The 1993 Cadillac Allante was the last year of a short 6-year production run for this, Cadillac’s first attempt to build a luxury two-seater sports convertible to compete with the likes of Jaguar & Mercedes.
This final year of production was the only year the Allante was powered by GM’s then new 300 hp Northstar 32-valve, twin overhead cam fuel injected V-8. Cadillac loaded every available electronic gizmo in GM’s bag of tricks into the Allante, including speed-sensitive steering, road-sensing suspension, traction control, and 4-wheel ABS disc brakes. And all this in 1993! It also has Recaro 12-way power adjustable leather seats with memory function.
My car is one of only 334 built that year with the removable aluminum hardtop. It also has the cloth soft-top.
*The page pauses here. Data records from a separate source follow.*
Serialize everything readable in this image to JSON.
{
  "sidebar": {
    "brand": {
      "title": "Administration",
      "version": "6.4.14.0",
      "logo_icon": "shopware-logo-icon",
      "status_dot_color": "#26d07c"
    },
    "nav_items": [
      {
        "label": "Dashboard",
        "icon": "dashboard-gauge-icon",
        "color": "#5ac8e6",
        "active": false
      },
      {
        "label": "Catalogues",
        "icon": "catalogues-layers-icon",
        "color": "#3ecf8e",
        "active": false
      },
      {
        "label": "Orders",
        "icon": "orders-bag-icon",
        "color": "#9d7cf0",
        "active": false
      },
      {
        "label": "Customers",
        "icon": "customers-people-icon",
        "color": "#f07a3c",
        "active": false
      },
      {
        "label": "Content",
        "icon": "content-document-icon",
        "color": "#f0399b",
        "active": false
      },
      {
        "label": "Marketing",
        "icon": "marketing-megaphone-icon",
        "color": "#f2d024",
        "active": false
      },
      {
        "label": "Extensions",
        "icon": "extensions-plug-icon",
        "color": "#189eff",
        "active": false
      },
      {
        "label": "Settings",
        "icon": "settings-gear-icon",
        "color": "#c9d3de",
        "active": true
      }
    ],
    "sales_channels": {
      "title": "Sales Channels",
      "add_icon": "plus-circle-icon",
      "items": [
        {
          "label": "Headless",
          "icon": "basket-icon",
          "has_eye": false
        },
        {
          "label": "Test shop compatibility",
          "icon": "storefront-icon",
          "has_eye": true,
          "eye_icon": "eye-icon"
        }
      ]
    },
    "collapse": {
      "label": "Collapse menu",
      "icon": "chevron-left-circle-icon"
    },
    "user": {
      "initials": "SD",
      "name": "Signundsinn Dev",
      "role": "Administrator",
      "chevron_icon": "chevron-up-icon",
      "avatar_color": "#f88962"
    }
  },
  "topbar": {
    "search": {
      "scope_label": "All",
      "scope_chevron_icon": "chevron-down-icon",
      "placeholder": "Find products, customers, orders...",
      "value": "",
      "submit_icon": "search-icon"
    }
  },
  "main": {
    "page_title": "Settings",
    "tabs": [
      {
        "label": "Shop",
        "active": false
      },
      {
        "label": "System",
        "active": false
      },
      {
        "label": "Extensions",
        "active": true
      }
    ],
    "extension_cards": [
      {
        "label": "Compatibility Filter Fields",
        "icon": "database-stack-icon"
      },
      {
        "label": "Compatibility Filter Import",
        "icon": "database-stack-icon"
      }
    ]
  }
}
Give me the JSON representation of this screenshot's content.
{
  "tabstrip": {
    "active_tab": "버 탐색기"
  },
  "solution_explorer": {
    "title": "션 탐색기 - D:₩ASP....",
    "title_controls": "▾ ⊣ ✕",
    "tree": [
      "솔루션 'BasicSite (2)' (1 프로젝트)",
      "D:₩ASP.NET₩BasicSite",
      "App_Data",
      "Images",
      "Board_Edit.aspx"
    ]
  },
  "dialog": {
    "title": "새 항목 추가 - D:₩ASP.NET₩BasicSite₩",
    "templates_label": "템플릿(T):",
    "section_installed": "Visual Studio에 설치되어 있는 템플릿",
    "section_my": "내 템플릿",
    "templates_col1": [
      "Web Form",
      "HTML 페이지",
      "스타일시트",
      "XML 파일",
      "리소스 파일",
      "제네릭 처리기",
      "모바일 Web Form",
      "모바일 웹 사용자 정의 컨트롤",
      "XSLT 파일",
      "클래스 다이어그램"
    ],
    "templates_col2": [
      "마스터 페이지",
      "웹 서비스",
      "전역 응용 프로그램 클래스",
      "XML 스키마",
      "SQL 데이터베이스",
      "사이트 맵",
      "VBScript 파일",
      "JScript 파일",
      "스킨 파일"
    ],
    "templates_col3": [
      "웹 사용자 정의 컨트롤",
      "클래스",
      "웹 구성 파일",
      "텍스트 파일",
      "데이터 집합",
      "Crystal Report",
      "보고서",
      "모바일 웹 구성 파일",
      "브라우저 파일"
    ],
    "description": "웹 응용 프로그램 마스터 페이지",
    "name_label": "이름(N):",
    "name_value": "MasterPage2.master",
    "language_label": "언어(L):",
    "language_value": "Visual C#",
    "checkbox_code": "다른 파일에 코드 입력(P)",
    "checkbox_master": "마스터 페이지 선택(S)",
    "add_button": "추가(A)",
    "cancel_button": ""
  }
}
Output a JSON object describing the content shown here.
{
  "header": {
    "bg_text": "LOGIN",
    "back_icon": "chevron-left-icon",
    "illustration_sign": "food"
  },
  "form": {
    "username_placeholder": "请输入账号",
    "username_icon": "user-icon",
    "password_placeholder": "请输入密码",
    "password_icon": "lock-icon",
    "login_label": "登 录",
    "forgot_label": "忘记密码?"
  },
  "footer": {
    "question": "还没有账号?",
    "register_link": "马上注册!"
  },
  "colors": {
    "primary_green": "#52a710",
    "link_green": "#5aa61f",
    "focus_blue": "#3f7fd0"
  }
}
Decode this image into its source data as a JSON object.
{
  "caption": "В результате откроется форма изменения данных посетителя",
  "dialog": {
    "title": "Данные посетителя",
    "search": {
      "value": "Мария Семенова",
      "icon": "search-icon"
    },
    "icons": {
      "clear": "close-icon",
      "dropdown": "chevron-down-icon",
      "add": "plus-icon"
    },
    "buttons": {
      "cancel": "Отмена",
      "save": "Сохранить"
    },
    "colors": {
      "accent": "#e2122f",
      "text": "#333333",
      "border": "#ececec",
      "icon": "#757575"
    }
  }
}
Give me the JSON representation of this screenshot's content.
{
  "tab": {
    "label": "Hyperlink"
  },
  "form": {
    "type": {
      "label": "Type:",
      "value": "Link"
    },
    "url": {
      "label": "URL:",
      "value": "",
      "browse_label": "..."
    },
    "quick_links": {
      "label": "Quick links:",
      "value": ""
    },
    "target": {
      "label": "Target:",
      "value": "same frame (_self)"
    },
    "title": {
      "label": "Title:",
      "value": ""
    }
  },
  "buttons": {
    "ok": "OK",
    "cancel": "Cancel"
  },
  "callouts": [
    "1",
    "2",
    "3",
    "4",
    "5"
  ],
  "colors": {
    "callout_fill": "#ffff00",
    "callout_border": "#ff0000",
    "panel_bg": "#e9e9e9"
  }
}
Historically significant is that not only is the Allante not known or recognizable to many people at all, but its assembly process was unique. Cadillac built the chassis in Detroit and shipped them in bulk by 747 to Italy where body designer and builder, Pininfarina (of Ferrari fame), installed the Swiss alloy body. They were then shipped back to Cadillac in Michigan by 747 where they were finished. The cost of all this was astronomical and no doubt the reason very few Allante’s were ever sold. Mine sold new for over $65,000! This would equate to over $130,000 in today’s dollars!
But the car was a technical success, if not necessarily a sales success. A 1993 Car and Driver magazine comparison test article (of which I have a copy) placed the Allante ahead of both the Mercedes SL and the Jaguar XK of the day in overall results.